In 2021, that $392,000 house was only $260,000. How do you leave that out of the tweet?

Yeah I was gonna buy next year. Seems no chance of that now.

Yeah I put in an offer on a house in 2021 for $655K and would have had a $2,689 monthly payment INCLUDING mortgage insurance. It wasn’t accepted, which may or may not have been a blessing. But I just looked at the math on like a $395K house and my monthly payment would be $2,850. Insane in comparison.

That house is worth a million now.

Zestimate says $720K.

So most likely it would take a couple weeks to sell if listed in the high 600’s and you’d be underwater after taxes and realoltor fees. But if you’re sure you wanted to live there for a long time it does suck not getting into a home with a low interest rate.

Houses are not selling around me even with substantial discounts. Sellers going from 200% of 2019 prices down to 180% are getting no action at all.

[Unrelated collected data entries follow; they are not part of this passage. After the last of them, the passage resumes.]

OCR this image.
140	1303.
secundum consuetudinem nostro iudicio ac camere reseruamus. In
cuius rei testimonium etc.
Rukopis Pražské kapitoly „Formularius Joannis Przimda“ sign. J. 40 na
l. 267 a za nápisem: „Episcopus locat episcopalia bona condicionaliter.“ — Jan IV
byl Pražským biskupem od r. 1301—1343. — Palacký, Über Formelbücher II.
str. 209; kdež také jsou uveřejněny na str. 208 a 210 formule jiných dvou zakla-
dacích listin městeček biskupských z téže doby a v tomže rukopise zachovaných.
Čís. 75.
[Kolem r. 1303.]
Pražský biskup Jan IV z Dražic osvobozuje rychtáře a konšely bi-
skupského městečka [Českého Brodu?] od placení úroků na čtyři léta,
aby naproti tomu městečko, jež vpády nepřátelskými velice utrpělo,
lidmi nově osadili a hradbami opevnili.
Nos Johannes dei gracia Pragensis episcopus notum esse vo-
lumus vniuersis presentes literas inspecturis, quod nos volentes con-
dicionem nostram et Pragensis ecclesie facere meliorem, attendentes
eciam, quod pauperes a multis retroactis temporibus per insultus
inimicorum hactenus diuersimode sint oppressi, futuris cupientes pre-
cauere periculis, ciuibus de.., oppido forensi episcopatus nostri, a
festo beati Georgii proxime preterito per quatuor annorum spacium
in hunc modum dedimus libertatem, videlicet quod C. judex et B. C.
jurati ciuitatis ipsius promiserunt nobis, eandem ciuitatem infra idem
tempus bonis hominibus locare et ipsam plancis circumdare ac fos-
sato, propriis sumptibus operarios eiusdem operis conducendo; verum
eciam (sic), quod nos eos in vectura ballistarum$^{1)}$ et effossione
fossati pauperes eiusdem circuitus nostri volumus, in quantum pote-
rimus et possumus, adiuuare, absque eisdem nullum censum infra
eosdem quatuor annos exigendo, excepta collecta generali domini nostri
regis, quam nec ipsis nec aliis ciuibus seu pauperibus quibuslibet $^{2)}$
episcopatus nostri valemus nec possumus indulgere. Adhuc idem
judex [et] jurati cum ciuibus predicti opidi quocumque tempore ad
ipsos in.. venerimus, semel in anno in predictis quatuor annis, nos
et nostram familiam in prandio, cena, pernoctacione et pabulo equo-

I’m indifferent about it now. Every now and then I think about how nice of a home it was, and every now and then I think I might be glad I didn’t lock in to living in the city. I made the best offer I could, and they got about $20K more from someone else.

But now it’s pretty crazy to see the monthly payment comparison.

Millennials are the anti-boomers, can’t catch a break. Crushed by GFC, student debt, skyrocketing house prices. Now housing is completely impossible. Next up, their asshole boomer parents either spend it all, ask them for money, or both, while manipulating the shit out of them.